Boys Will BE Boys…Pity
Last night I was in the both illuminating and uncomfortable position of witnessing a grownup professional man trying to outdo, compete and basically belittle a female from the same professional group. It was misogyny in action. As I stood watching this architect “John” carry on, it reminded me of an old English film, where the elitist school master is trying to shame a female student who dares to want to study math.

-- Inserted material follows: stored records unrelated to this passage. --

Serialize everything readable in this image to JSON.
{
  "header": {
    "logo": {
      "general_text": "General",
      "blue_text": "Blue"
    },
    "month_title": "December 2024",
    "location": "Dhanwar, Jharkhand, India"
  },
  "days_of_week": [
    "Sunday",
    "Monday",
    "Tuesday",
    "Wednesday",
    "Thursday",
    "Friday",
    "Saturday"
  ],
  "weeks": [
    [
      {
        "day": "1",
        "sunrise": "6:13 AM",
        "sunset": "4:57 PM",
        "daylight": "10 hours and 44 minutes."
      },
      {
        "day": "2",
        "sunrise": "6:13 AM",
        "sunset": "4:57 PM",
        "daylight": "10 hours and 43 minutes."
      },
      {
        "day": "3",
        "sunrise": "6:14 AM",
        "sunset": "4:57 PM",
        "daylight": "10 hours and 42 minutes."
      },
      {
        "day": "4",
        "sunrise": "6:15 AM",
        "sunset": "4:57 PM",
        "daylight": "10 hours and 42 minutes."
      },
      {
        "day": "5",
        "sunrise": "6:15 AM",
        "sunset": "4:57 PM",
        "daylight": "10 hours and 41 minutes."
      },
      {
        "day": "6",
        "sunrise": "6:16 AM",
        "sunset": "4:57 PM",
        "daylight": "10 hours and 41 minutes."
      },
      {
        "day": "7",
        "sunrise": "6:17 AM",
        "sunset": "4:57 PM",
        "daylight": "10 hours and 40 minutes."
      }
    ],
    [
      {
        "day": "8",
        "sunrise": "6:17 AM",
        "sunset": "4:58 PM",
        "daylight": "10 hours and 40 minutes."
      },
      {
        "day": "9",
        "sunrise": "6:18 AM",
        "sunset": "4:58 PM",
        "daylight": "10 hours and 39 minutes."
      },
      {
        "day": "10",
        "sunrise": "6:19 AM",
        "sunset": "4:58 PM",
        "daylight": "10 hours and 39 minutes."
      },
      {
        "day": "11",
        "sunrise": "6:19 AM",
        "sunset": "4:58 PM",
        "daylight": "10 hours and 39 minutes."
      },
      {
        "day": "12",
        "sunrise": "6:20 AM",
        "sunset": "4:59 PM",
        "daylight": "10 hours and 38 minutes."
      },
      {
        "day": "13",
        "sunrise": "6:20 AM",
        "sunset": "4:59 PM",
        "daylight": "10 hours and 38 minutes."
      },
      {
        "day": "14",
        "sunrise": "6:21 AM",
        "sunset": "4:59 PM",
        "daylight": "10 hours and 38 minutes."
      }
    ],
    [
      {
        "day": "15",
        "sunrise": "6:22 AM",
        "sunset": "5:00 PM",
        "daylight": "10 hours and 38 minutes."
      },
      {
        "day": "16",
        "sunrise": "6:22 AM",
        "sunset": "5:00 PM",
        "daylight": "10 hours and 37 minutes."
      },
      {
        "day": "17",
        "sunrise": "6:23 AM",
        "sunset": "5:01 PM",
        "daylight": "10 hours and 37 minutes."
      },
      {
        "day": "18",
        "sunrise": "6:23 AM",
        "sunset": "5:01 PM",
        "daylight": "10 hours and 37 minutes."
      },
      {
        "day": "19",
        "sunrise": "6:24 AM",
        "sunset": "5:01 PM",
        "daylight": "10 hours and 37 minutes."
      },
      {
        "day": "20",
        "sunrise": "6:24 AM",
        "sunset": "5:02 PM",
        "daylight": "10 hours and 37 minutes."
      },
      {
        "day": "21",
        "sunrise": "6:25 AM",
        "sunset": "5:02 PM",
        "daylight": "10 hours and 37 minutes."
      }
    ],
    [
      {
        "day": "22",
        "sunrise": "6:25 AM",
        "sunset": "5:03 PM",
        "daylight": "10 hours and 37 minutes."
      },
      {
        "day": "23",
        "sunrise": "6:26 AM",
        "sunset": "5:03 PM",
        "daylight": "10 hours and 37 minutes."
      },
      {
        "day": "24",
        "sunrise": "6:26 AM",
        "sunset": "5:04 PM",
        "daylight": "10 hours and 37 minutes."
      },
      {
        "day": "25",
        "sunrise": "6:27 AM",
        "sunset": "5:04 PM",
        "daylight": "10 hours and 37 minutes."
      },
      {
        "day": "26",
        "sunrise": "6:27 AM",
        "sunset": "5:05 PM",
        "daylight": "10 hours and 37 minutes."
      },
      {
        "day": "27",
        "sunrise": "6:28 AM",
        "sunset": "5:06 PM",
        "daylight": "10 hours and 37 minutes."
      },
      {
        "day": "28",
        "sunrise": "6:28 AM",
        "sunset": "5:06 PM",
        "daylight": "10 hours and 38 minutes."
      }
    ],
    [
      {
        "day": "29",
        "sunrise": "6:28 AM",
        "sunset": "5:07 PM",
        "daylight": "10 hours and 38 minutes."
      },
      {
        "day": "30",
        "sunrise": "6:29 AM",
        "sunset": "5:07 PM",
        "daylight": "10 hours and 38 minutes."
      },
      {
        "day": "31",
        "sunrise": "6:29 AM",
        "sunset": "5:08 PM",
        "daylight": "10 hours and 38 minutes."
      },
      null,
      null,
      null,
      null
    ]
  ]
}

The episode occurred at an event I happened upon at my local center of good activity, St. Mark’s Church. It was a reception for The Grassroots Preservation Awards, honoring people involved with the preservation of New York buildings. After my dog Darling received her usual round of accolades for complete cuteness, I started to chat with an architect, Ronnette Riley. Our conversation covered everything from Malcolm McLaren, about whom I made a film to 9/11 conspiracies. She is feisty, smart as a licorice whip and a lot of fun. She was the first woman from her family of fireman and investigators to go to college. She graduated Berkeley and Harvard Graduate School of Design and worked for Philip Johnson. She has run her 100% woman owned architecture firm for many years doing a wide range of projects; to say that her trajectory is long and full of substance is saying too little.
“John’s” argument with her was his insisting that she didn’t believe in preservation work. According to Ronnette, “I’ve had 15 preservation projects, compared to his five.” One of her successes is the Restoration Hardware Building on lower Broadway where she maintained the beautiful white facade, among other details.
Apparently, John had had a dust off with her in the past about this subject and took the opportunity at this lovely event to go at it again. Well, Ronnette is no lily and gave as good as she got. But I felt like I had fallen into a time warp what with this smug, tweedy, too old to act like a school boy fart behaving in a way I had believed was a a thing of the past. Perhaps he represents the last vestiges of a dying breed, but probably not.
Still, kudos to the for their honors. Karen Ansis received the Mickey Murphy Lifetime Achievement Award for her work with Landmarks Conservancy and honors were given to Bowery Boys, George Janes, Susan Olsen and Senator Brad Holyman.
Ok, now I remember the film this reminded me. It was the footage of the great The Germaine Greer- Norman Mailer debate. Bullies must be resisted.